Like all TV Economists, we can say we know exactly what real estate prices and the market will do in the future. And when the market proves us wrong, like all TV Economists we will blame ‘unforseen, outside events’. We will also hope no one remembers what we said. These confidence predictions that most real estate commentators seem most comfortable making about which way the market will go next week, next quarter and next year is one of the more entertaining features of our industry. For every prediction there are those that stringently reject it.
The thing about all market predictions is even if you get it wrong, wait long enough, the market will change and then you can claim to have been one of the first to see it coming. This market has been in constant growth for close to 20 years. Trying to call the top of the market is impossible, but it's what everyone wants to know.
In the immediate future, same old, same old. The market value will continue to climb. Not dramatically but it doesn't seem that there is anything likely to cause a turn off that will happen in the coming year. Interest rates, NSW employment especially with the State Government spending on infrastructure, overseas money coming in buying new property and so on seems pretty certain to remain constant. This could and probably will go on for the next year, maybe two. Longer term, it will change.
Taxation changes, lack of confidence and rent returns falling off because of an over supply of investment housing (more on that later) will add up to just too much for the market to carry. And this is what a real estate train crash looks like. Good news is it happens slowly.
Firstly may I say, investment safe havens aren’t always safe. People just think they do. You can tell a safe haven by the fact that people think and say that a particular investment 'really can't fall'. The more people believe that, the more it will hold value and for longer. Behaviour psychologists call this sort of thinking, Herding. People feel safe doing what others do.
J P (Joe) Kennedy is reputed to have said after the 1929 stock market crash – “I knew it was time to sell when my 'shoeshine boy' gave me a stock tip”. Growth that's not linked to fundamentals such as rates of return or grow in value primarily because people are speculating that the market will go up can't keep performing indefinitely. At some point people will start to doubt. In Australia, many think real estate is a safe haven. In many Asian countries they think the same.
When the real estate market starts to come off in value, people's first reaction is denial followed by anger. Investors refuse to accept what's happening. Then, they acknowledge it's happening, just not to their property. And then they realise it is happening and to them. And they look for someone to be at fault. When they want to sell they talk in terms of 'it owes me' as if it's the property's fault. Eventually they accept their loss and move on.
That transition takes a couple of years but it's what a market looks like when it's coming off. My bet is that this will happen sometime in the next 3 years. Or it might not. I've been wrong just as many times as I've been right. The real question is what do you think?
Well some of this is obvious given what I have already written.
There is a massive amount of new units and apartments that have come on to the market and are still to come on. We are not talking 100's, we are talking 1000's and in our immediate area and other parts of Sydney are no different. These properties have one feature that makes them special. 50% can and are being sold to overseas investors. The other 50% are being sold to local investors and local owner occupiers.
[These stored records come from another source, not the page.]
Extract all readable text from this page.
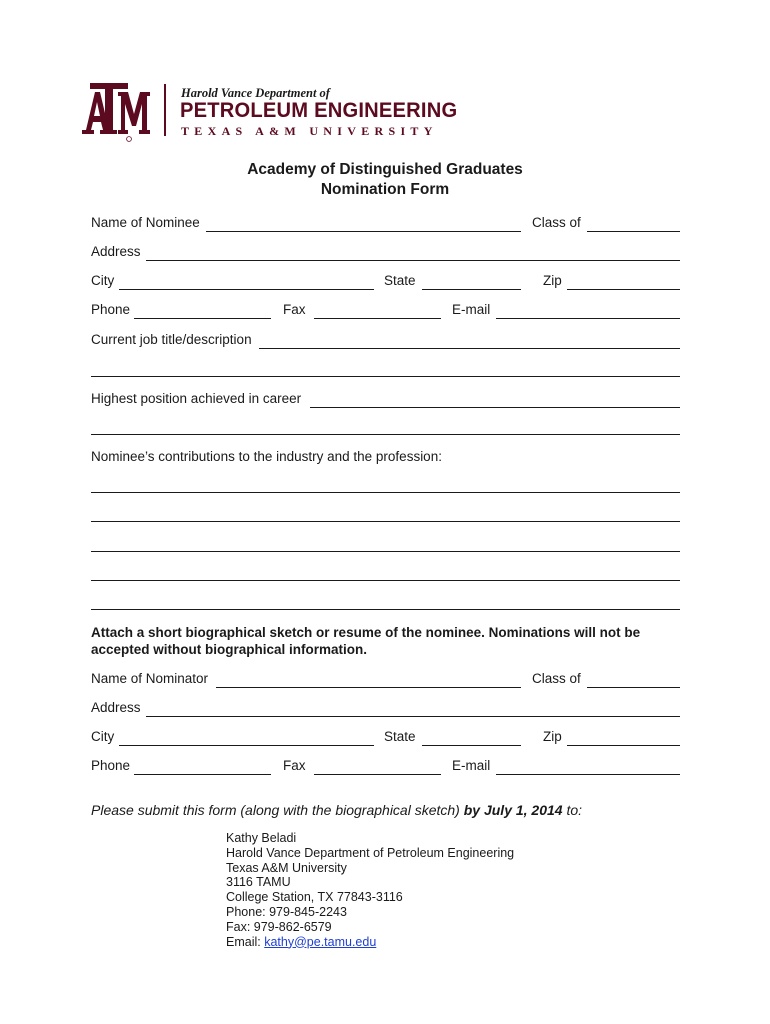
Harold Vance Department of
PETROLEUM ENGINEERING
TEXAS A&M UNIVERSITY
Academy of Distinguished Graduates
Nomination Form
Name of Nominee	Class of
Address
City	State	Zip
Phone	Fax	E-mail
Current job title/description
Highest position achieved in career
Nominee’s contributions to the industry and the profession:
Attach a short biographical sketch or resume of the nominee. Nominations will not be accepted without biographical information.
Name of Nominator	Class of
Address
City	State	Zip
Phone	Fax	E-mail
Please submit this form (along with the biographical sketch) by July 1, 2014 to:
Kathy Beladi
Harold Vance Department of Petroleum Engineering
Texas A&M University
3116 TAMU
College Station, TX 77843-3116
Phone: 979-845-2243
Fax: 979-862-6579
Email: kathy@pe.tamu.edu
That creates an awful lot on new property on the rental market for lease.
If your investment property has increased in capital value, your rates and taxes have increased, well unfortunately your rent hasn't. In fact it probably has fallen unless you have upgraded your property to create some extra value and appeal.
Many investors use to use 5% as a standard rate of return. If a property was worth $500,000 then it should attract a rental of $500 per week. Not any more and it hasn't been that way for quite a while. Returns are now around 4% and the rate is still dropping.
Right now because the property values are increasing, the rentals are holding their levels. Some property when it comes up for reletting, will get a little less, others a little more. We don't think this is going to change over the next year or so. The best advice is upgrade the property. I don't mean sell and buy, rather spend money on a new kitchen, new lights, put in a dishwasher, a better stove, look at air conditioning. All these things are become more common and expected more.
If you have investment property you might think I'm being harsh. Actually the opposite. If the government does change negative gearing rules, now might be the time to get set up. The general convention with tax changes is that we use grandfathering. That is if you are negatively geared, you will continue to receive the benefit even though new players will no longer benefit.
The tax changes could see investment in older property dry up for a while and that would see a rent rise. Every black cloud has a silver lining as they say.